Rhyolitic phreatomagmatism explored: Tepexitl tuff ring (Eastern Mexican Volcanic Belt)

Abstract

Rhyolitic Tepexitl tuff ring in the Serdán-Oriental Basin of the eastern Trans-Mexican Volcanic Belt is a young, well-preserved circular crater — a simple morphology that belies a more complex eruptive history. Field observations, ash studies (granulometry, componentry, and morphology) and volatile data (LOI and XRF) allow the broad division of the Tepexitl deposits into two sequences: a lower sequence characterized by fine-grained deposits with abundant bomb and lapilli sags, and an upper sequence of coarse-grained deposits that show little to no deformation. The early eruptions at Tepexitl are interpreted to have been dominated by discrete, highly efficient, phreatomagmatic blasts, which caused a progressive deepening of the eruptive center (lower sequence), followed by a transition to dominantly magmatic behavior in the upper sequence. Dome growth occurred at the end of the eruption, but subsequent retrogressive explosions triggered by external water destroyed all trace of the original dome morphology.
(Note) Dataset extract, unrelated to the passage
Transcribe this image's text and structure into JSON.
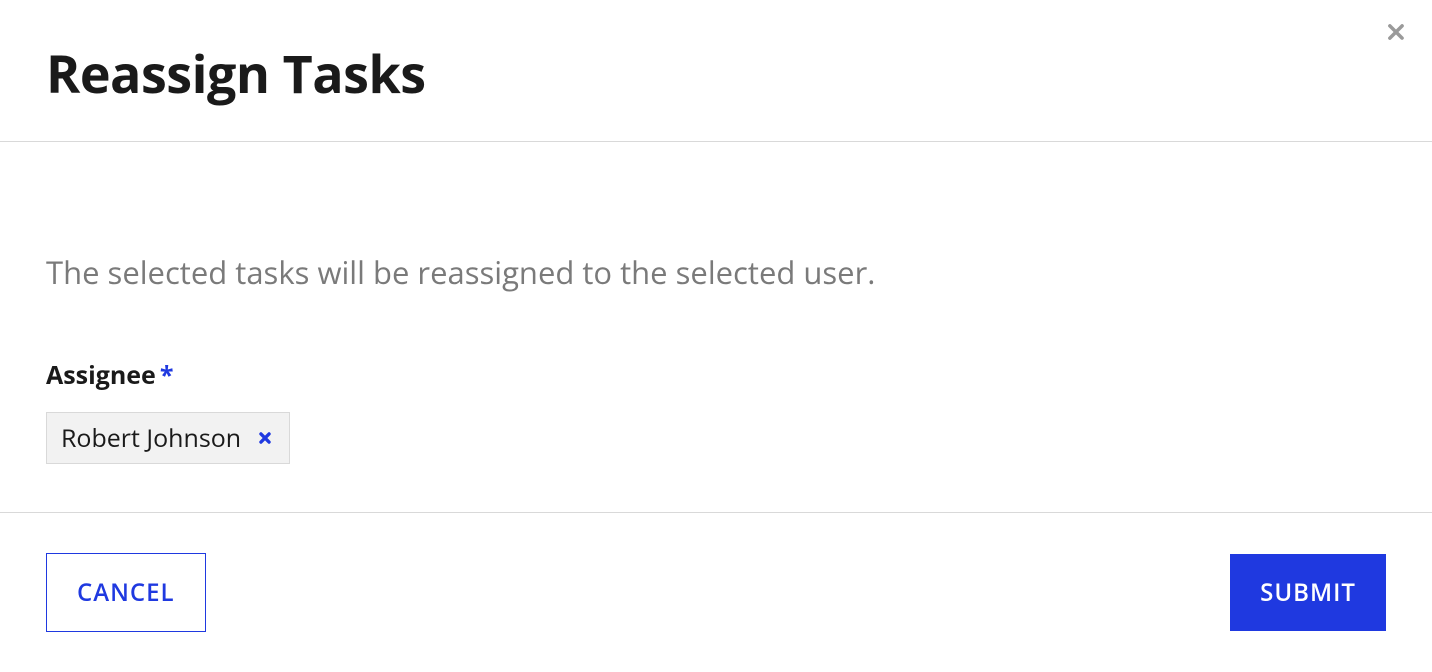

Molten fuel-coolant interaction (MFCI) is commonly thought to cause the repetitive water–magma interaction in phreatomagmatic eruptions, but a process by which magma and viscous felsic magmas can mingle prior to explosive interaction has not been described. A viable mechanism for rhyolitic MFCI, based upon field work at Tepexitl and laboratory experiments, requires that fluidized sediments intrude marginal fractures in the rhyolite magma, creating enough interfacial surface area to initiate phreatomagmatic explosions from within the interior of a rising plug or dome.